Camels, with their legendary ability to survive on a minimum amount of water, are used as beasts of burden in desert terrain from Morocco to Australia. In Egypt you will often see them both at work and for tourist amusement. In numerous spots you can ride one for an hour or so, led around by a trainer.
But to see the desert as its inhabitants have, a camel trek is the only way to go. Naturally it’s not as straightforward as jumping on a camel’s back and riding off into the dunes. Any reputable trekking guide will give you lessons in mounting, dismounting, saddling and directing a camel. And once you’re away you’ll be seeing landscapes which even four-wheel-drives have difficulty reaching. Some treks go for up to a week and even longer, allowing you to really get a feel for the ways of the desert.
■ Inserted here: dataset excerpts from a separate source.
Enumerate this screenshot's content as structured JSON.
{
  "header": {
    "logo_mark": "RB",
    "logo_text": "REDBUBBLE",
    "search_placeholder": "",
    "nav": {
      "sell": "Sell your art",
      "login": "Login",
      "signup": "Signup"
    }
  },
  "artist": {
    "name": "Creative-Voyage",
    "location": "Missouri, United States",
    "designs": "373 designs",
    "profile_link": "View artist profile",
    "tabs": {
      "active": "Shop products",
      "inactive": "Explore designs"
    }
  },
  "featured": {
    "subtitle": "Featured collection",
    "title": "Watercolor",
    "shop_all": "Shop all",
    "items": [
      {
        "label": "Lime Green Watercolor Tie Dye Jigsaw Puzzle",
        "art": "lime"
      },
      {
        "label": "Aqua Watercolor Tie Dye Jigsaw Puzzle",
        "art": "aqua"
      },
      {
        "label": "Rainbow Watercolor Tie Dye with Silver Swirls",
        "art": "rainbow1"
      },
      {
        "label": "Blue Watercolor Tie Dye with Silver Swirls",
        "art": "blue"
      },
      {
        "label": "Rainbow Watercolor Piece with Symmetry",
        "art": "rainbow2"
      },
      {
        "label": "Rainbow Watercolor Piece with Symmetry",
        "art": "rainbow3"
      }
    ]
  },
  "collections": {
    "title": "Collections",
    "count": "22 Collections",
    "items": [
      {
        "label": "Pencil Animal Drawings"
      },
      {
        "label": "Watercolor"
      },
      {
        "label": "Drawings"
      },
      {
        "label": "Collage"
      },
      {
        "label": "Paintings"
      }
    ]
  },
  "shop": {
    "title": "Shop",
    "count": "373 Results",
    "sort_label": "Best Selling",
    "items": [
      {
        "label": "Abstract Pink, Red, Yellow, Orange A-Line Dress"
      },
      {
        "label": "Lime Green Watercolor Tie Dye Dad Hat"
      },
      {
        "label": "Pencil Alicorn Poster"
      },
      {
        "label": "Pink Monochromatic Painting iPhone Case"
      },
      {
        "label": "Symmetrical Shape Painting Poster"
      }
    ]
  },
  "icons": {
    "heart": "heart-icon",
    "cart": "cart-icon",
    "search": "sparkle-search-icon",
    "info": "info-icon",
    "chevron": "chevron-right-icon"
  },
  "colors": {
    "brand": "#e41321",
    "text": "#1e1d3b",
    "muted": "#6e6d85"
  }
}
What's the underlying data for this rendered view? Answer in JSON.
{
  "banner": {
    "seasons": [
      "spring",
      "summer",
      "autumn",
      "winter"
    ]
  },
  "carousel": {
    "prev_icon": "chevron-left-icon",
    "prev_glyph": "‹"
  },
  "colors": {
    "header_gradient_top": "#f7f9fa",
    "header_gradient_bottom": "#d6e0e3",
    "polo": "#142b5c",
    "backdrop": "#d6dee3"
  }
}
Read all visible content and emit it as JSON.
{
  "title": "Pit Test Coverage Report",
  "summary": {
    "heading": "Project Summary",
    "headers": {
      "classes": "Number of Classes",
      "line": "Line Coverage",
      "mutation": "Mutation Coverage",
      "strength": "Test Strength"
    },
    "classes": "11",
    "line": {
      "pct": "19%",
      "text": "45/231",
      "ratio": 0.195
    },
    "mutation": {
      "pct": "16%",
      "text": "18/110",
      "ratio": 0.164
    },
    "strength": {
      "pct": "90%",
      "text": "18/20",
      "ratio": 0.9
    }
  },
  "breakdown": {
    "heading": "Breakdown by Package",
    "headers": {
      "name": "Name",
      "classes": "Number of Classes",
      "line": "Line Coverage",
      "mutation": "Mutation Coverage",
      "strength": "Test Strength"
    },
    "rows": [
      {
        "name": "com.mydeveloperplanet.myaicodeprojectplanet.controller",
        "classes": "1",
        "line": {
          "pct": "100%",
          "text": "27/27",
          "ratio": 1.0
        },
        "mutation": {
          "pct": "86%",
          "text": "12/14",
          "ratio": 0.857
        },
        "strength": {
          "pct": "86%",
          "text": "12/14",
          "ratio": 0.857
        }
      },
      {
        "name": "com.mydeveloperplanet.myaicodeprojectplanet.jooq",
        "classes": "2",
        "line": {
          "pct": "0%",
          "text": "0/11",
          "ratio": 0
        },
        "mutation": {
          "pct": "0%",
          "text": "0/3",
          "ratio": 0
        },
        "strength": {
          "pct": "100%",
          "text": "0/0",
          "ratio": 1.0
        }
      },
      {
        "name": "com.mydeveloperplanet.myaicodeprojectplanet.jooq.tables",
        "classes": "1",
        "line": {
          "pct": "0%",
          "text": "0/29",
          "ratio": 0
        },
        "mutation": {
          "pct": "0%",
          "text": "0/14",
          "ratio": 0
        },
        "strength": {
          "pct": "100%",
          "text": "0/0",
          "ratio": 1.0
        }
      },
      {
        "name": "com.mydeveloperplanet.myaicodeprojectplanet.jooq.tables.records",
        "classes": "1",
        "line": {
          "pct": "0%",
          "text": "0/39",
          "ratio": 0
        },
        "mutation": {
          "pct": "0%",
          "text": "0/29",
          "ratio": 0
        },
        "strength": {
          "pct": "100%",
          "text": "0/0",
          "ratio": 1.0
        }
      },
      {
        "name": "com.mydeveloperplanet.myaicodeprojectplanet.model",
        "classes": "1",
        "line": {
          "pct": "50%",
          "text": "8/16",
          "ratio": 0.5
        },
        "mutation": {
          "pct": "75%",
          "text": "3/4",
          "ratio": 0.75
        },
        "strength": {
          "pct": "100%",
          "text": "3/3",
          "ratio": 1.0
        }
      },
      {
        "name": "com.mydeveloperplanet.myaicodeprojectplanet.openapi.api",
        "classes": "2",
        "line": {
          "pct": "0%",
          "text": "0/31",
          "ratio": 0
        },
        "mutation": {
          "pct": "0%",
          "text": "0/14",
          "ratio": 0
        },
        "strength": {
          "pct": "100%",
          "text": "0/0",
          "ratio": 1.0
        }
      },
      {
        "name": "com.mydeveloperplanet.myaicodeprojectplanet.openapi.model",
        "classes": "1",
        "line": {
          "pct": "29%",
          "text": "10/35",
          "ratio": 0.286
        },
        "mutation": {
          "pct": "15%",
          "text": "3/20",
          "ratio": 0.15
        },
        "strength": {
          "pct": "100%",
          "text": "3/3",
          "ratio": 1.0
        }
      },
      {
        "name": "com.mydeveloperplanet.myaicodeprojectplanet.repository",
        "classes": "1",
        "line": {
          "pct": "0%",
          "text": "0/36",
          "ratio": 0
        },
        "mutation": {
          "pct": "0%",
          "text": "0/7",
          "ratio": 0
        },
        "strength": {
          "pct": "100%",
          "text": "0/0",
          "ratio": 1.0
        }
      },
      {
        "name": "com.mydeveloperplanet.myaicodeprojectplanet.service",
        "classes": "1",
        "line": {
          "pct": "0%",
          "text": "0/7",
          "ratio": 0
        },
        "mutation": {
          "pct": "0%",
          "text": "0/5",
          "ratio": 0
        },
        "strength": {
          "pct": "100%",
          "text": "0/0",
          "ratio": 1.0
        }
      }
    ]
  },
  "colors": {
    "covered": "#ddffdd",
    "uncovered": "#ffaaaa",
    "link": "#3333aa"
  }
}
You can save the luxury and comfort of the city; here it’s all about connecting with an age-old way of life, sleeping under the stars and letting the stillness of the desert into your soul.
One of the best places for camel trekking is the Sinai Peninsula, where the sandy expanses alternate with lush oases’ and dramatic ruins. The fabled monastery of Saint Catherine serves as a start and end point of many treks. Another popular site for exploration on back of a bobbing camel is the Western Desert near the Libyan border, where the Great Sand Sea spreads over the horizon.